ENFIN DES PREUVES !!!!

En cette fin d’année 2010, alors que les agressions que je subis de la part des services fiscaux sont démesurées, paradoxalement, j’accède à la compréhension des mécanismes de ce harcèlement, aux preuves de sa réalité.

Préambule

J’affirme, toute ma vie d’architecte et de promoteur, n’avoir jamais succombé à la compromission ou à la corruption. J’affirme aussi avoir payé mes impôts du mieux que je l’ai pu et probablement plus que ce que j’aurais dû.

Enfin, je tiens à ce qu’il me soit accordé d’avoir assisté mes parents dans leur vieillesse et leur décès, d’avoir assisté mes enfants dans leur accession à leur statut social, tout cela sans avoir sollicité d’aide matérielle de la société.

L’ensemble en étant parti de rien, sans fortune.

Ceci exposé, vous comprendrez que me voir harcelé depuis des dizaines d’années par les services fiscaux français me choque profondément.

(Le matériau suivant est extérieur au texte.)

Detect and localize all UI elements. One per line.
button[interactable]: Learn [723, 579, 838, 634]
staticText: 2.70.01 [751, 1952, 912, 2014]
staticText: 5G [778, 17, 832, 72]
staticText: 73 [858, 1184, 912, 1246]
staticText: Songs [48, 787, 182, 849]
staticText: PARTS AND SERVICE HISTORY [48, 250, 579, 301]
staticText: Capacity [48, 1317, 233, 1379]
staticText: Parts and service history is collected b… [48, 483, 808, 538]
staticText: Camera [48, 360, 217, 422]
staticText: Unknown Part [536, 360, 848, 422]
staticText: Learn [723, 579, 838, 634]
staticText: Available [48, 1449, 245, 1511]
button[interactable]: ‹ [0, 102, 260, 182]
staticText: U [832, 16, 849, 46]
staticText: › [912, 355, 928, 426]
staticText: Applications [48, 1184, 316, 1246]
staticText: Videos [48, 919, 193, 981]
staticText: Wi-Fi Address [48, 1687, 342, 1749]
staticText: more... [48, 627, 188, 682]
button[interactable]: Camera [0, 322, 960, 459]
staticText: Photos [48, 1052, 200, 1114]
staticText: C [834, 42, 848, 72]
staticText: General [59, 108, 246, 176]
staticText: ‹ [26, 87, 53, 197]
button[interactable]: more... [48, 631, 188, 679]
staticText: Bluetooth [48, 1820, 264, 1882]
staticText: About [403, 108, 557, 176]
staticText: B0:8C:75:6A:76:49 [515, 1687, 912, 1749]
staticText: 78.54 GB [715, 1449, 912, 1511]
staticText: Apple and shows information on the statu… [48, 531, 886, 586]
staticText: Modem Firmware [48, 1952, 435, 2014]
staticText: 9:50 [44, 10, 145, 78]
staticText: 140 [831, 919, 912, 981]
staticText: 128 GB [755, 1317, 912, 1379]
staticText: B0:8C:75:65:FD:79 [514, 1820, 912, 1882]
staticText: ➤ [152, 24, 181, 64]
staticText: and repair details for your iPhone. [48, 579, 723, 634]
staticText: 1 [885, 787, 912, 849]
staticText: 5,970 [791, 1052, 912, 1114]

Je n’accepte pas, à 66 ans, de me voir recherché, par les services fiscaux, pour plus de 2 millions d’Euros que je ne dois pas. Somme entrainant l’interruption de mon activité professionnelle depuis plusieurs années,  la perspective de la misère aux portes de la vieillesse par la dépossession de tous mes acquis. C’est inacceptable.

J’ai résisté pendant des années, mais, aujourd’hui, j’ai la preuve du dysfonctionnement fiscal dont je suis, comme des milliers de français, la victime.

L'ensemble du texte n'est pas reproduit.